La bicicletta era usata da mio figlio sporadicamente e soltanto per svago. Aveva percorso complessivamente poche centinaia di chilometri, come si evince dalle condizioni generali e dalla minima usura dei copertoni, dei freni e della trasmissione, tutti ancora originali, e in precedenza non aveva mai subito incidenti o cadute.
• "Il danno riscontrato risulta compatibile con le sollecitazioni estreme generate da un impatto (anche a basse velocità), che possono superare di gran lunga i limiti di carico strutturale testati per l’uso quotidiano"
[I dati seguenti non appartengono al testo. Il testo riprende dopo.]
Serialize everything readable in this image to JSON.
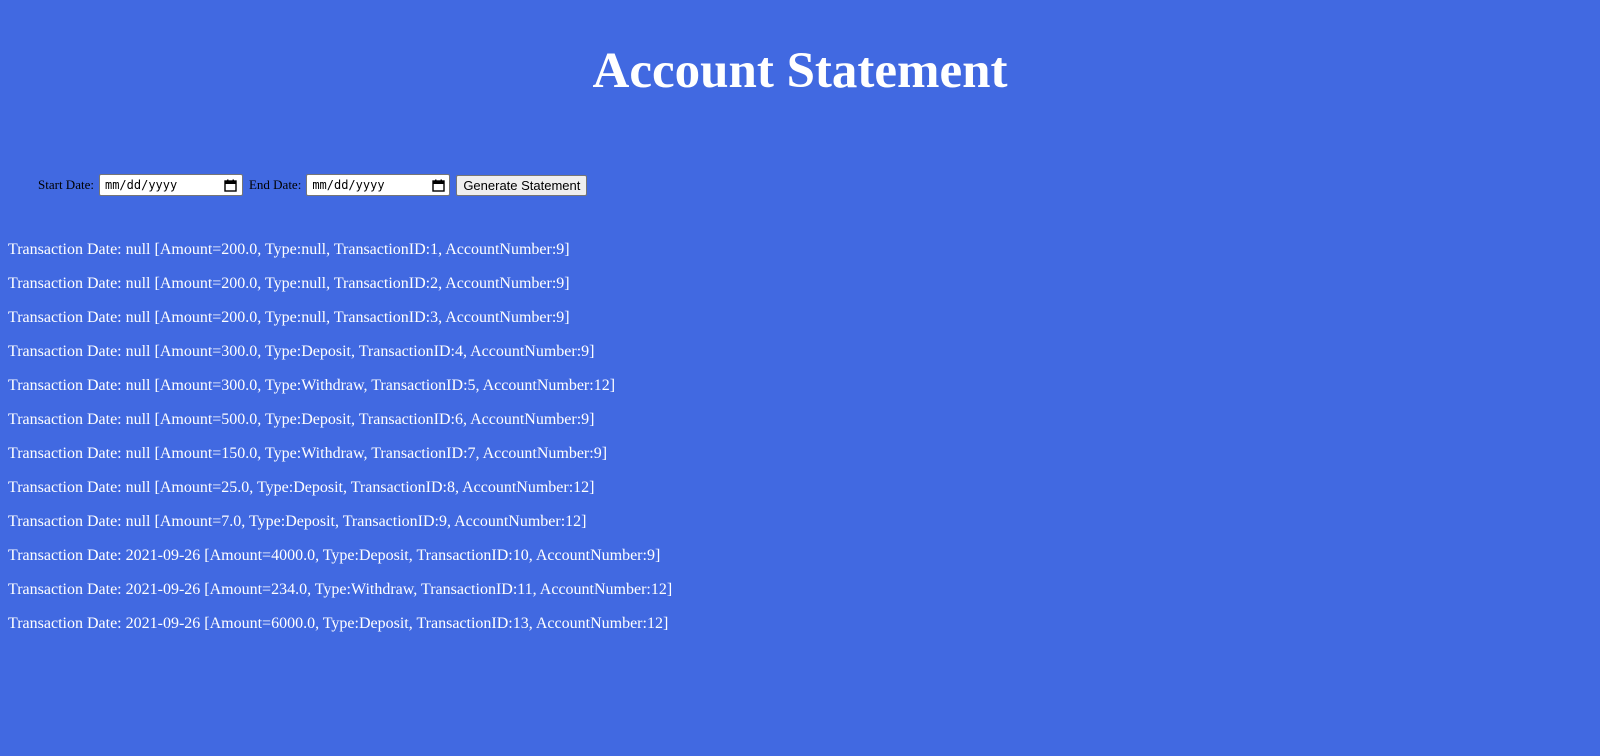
{
  "page": {
    "title": "Account Statement"
  },
  "colors": {
    "background": "#4169e1",
    "text": "#ffffff"
  },
  "form": {
    "start_label": "Start Date:",
    "start_value": "mm/dd/yyyy",
    "end_label": "End Date:",
    "end_value": "mm/dd/yyyy",
    "calendar_icon": "calendar-icon",
    "submit_label": "Generate Statement"
  },
  "transactions": [
    "Transaction Date: null [Amount=200.0, Type:null, TransactionID:1, AccountNumber:9]",
    "Transaction Date: null [Amount=200.0, Type:null, TransactionID:2, AccountNumber:9]",
    "Transaction Date: null [Amount=200.0, Type:null, TransactionID:3, AccountNumber:9]",
    "Transaction Date: null [Amount=300.0, Type:Deposit, TransactionID:4, AccountNumber:9]",
    "Transaction Date: null [Amount=300.0, Type:Withdraw, TransactionID:5, AccountNumber:12]",
    "Transaction Date: null [Amount=500.0, Type:Deposit, TransactionID:6, AccountNumber:9]",
    "Transaction Date: null [Amount=150.0, Type:Withdraw, TransactionID:7, AccountNumber:9]",
    "Transaction Date: null [Amount=25.0, Type:Deposit, TransactionID:8, AccountNumber:12]",
    "Transaction Date: null [Amount=7.0, Type:Deposit, TransactionID:9, AccountNumber:12]",
    "Transaction Date: 2021-09-26 [Amount=4000.0, Type:Deposit, TransactionID:10, AccountNumber:9]",
    "Transaction Date: 2021-09-26 [Amount=234.0, Type:Withdraw, TransactionID:11, AccountNumber:12]",
    "Transaction Date: 2021-09-26 [Amount=6000.0, Type:Deposit, TransactionID:13, AccountNumber:12]"
  ]
}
Non sono un tecnico, però trovo anomalo che si sia rotto il telaio, mentre la ruota anteriore e la forcella, componenti meno robusti e maggiormente sollecitati dall’urto frontale, non hanno subito neppure la minima deformazione. Inoltre, il telaio stesso non appare piegato e non presenta incrinature, ma si è dissaldato, circostanza a mio parere del tutto inusuale e che mi porta a supporre che la saldatura non sia stata eseguita a regola d’arte.
Qualora voleste svolgere una verifica diretta, sono disponibile a portare il relitto della bicicletta presso il vostro negozio di Grugliasco.